GIII has been enjoying solid demand for its brands and assortments, new business opportunities and increased penetration. Management expects to reinvigorate growth through acquisitions, such as the recent acquisition of Vilebrequin, a leading luxury resort brand.
Profit Surges, Beats Estimate
On December 5, G-III Apparel announced fiscal third-quarter earnings of $2.43 per share, surpassing the Zacks Consensus Estimate by 5.2% and increasing 12.5% from last year.
Management now projects fiscal 2013 earnings between $2.82 and $2.92 per share, up from the previous forecast of $2.74 to $2.84.

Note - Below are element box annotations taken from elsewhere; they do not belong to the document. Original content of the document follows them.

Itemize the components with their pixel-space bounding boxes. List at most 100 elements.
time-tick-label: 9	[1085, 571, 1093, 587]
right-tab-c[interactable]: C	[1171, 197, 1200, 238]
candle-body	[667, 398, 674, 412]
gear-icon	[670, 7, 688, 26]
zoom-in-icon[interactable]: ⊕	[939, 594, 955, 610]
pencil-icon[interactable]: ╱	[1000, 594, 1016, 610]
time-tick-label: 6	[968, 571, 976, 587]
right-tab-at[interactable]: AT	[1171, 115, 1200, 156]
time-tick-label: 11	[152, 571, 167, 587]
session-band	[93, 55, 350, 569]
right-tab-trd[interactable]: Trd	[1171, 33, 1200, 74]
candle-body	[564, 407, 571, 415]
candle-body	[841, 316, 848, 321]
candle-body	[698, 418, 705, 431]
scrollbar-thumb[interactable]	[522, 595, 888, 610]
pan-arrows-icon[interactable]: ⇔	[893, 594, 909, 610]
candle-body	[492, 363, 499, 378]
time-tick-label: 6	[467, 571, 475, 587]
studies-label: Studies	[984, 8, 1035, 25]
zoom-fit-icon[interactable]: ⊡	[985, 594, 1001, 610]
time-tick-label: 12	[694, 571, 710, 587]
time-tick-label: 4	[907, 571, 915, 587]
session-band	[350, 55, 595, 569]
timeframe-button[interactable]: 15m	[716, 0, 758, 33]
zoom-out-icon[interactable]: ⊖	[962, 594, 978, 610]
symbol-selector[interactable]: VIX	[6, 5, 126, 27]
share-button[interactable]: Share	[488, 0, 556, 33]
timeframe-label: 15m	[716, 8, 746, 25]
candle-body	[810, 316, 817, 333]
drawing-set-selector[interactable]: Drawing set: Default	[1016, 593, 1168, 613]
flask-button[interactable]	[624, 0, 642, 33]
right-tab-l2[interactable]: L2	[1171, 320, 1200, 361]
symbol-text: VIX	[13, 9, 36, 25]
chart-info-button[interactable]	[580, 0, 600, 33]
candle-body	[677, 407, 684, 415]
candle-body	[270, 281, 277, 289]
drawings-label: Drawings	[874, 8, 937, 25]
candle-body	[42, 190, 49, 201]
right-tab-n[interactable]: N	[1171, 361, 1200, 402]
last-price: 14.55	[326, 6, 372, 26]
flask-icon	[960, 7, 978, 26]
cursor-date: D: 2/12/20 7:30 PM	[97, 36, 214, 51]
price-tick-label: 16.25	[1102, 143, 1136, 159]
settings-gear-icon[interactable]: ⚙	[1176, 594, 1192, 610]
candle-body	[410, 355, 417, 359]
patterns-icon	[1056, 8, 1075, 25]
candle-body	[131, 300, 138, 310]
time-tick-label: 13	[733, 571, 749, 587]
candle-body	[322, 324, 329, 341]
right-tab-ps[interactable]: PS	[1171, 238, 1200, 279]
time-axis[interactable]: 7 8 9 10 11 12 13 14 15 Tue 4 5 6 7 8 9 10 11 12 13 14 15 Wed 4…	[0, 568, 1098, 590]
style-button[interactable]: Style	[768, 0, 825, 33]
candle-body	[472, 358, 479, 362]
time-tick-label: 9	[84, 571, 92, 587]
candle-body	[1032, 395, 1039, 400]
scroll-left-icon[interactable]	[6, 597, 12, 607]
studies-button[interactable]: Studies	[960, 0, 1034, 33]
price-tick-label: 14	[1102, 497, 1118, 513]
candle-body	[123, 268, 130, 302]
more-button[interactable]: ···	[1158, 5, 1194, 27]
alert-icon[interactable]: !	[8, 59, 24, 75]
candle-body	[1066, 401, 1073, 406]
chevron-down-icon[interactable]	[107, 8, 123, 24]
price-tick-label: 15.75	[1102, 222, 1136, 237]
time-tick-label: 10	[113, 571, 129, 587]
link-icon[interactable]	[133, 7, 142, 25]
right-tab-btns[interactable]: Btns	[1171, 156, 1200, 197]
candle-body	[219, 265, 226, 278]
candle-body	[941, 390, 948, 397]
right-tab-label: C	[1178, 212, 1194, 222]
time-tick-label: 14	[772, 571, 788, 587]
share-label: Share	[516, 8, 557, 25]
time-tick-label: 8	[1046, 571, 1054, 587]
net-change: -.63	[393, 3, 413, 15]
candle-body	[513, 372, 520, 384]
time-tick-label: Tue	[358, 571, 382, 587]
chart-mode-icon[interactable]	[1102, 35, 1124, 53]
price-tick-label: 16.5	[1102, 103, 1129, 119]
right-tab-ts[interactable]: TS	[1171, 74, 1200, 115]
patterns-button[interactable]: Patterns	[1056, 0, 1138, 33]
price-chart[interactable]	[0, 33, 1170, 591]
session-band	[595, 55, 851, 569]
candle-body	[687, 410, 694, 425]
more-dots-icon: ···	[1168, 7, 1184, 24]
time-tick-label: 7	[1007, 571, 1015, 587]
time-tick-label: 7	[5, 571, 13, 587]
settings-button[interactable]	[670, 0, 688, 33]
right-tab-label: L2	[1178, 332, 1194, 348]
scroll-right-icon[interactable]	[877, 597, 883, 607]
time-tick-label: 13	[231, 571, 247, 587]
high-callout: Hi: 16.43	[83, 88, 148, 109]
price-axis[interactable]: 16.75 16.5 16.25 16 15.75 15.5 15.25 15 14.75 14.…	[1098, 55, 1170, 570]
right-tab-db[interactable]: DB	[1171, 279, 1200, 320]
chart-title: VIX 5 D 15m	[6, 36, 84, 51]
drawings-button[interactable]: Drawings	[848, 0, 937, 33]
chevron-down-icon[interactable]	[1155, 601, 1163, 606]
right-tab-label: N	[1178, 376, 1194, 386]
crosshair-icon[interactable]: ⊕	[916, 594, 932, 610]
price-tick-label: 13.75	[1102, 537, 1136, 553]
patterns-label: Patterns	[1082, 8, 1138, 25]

Net sales rose 6.6% year over year to $543.5 million, but fell short of the Zacks Consensus Estimate at $573 million. G-III Apparel’s gross profit jumped 17.2% to $190.2 million, whereas gross margin expanded 320 basis points to 35%.
Earnings Estimates on the Rise
The Zacks Consensus Estimate for fiscal 2013 rose 2.8% to $2.92 per share over the last 30 days, as all 6 estimates were revised upward. This guidance implies a year-over-year increase of 18.8%.
The Zacks Consensus Estimate for fiscal 2014 advanced 2.8% over the same timeframe to $3.32 per share, thanks again to upward revisions from all 6 estimates. The current estimate suggests year-over-year growth of 13.6%.
In addition to low P/S and P/B multiples, the stock looks attractive with respect to a forward price-to-earnings (P/E) multiple of 11.97 (under the peer group average of 15.48). A P/E below 15.0, a P/S ratio less than 1.0 and a P/B ratio under 3.0 generally suggest a value stock. Volume is fairly strong, averaging roughly 177K daily. The return on investment (ROI) also looks attractive. It has a trailing 12-month ROI of 14.8%, which is better than the industry average of 13.9%.
The stock price remains below fiscal 2013 and 2014 earnings estimates, reflecting that the stock is still undervalued. Currently, the stock price is in the range of $30.00–$35.00, and has generated a solid year-to-date return of 41%, significantly higher than the S&P 500’s return of 13.3%.
G-III Apparel Group is a leading designer, manufacturer and distributor of women’s and men’s apparel in the United States. G-III Apparel offers its products to department, specialty, and mass merchant retail stores, as well as upper tier stores and catalogs primarily in the United States, Canada, Europe, and the Far East. The company, which primarily competes with Nike Inc. (NKE), has a market cap of $703.2 million.